Durante las primarias presidenciales, Obama – senador por Illinois-, se distanció de esos dos informes y se comprometió a que cualquier proceso en torno al futuro politico de Puerto Rico tendría como base el consenso.
"Rechazo expresiones hechas en los informes del grupo interagencial presidencial del 22 de diciembre de 2005 y el 21 de diciembre de 2007, en el sentido de que la soberanía sobre Puerto Rico puede ser transferida unilateralmente por Estados Unidos a una nación extranjera, y que la ciudadanía estadounidense de los puertorriquenos no está garantizada constitucionalmente", indicó Obama en la carta que le envió el 12 de febrero de 2007 al gobernador Aníbal Acevedo Vilá con el propósito de delinear sus planes sobre la Isla.
En esa carta, sin embargo, Obama advirtió que se propone crear otro grupo especial de trabajo – integrado por funcionarios del Gobierno federal y representantes de Puerto Rico-, pero destinado a estudiar cómo sacársele mejor provecho a las iniciativas federales en beneficio de la creación de empleos en la Isla.

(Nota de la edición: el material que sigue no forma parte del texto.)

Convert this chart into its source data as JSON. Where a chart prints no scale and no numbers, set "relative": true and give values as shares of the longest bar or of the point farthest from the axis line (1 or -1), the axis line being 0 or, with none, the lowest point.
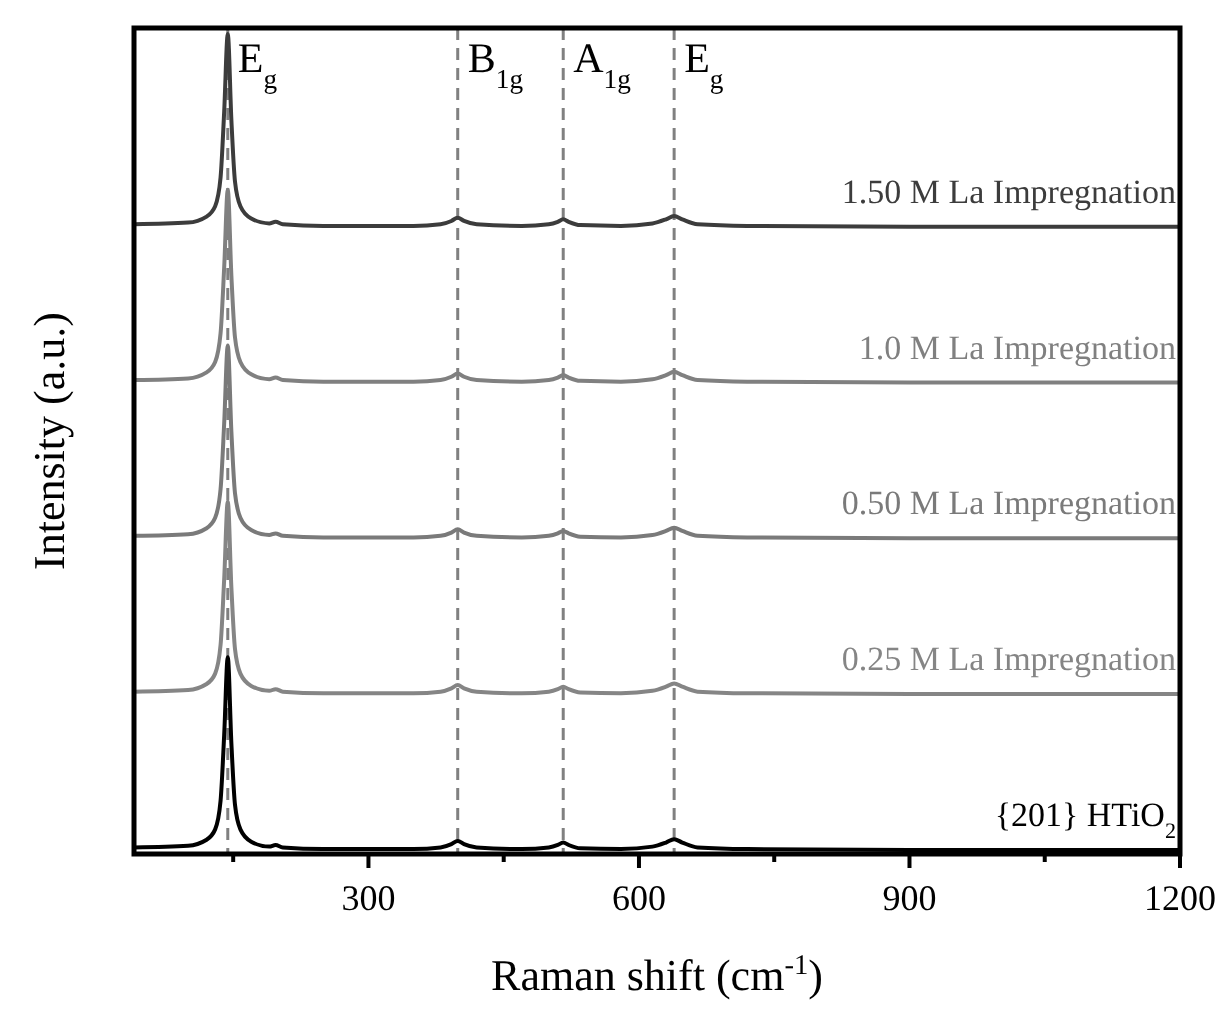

Ese grupo de trabajo deberá rendir un informe – si Obama finalmente es elegido presidente-, a más tardar el 31 de agosto de 2009.
El candidato presidencial republicano John McCain ha respaldado los informes del grupo interagencial de la Casa Blanca.
Pero, evidentemente, una victoria de Obama permitiría reexaminar la actual política pública del Ejecutivo federal hacia Puerto Rico. Lo que quedaría por verse es cuan diferente – en términos de las opciones de status que tendría la Isla-, sería una administración Obama.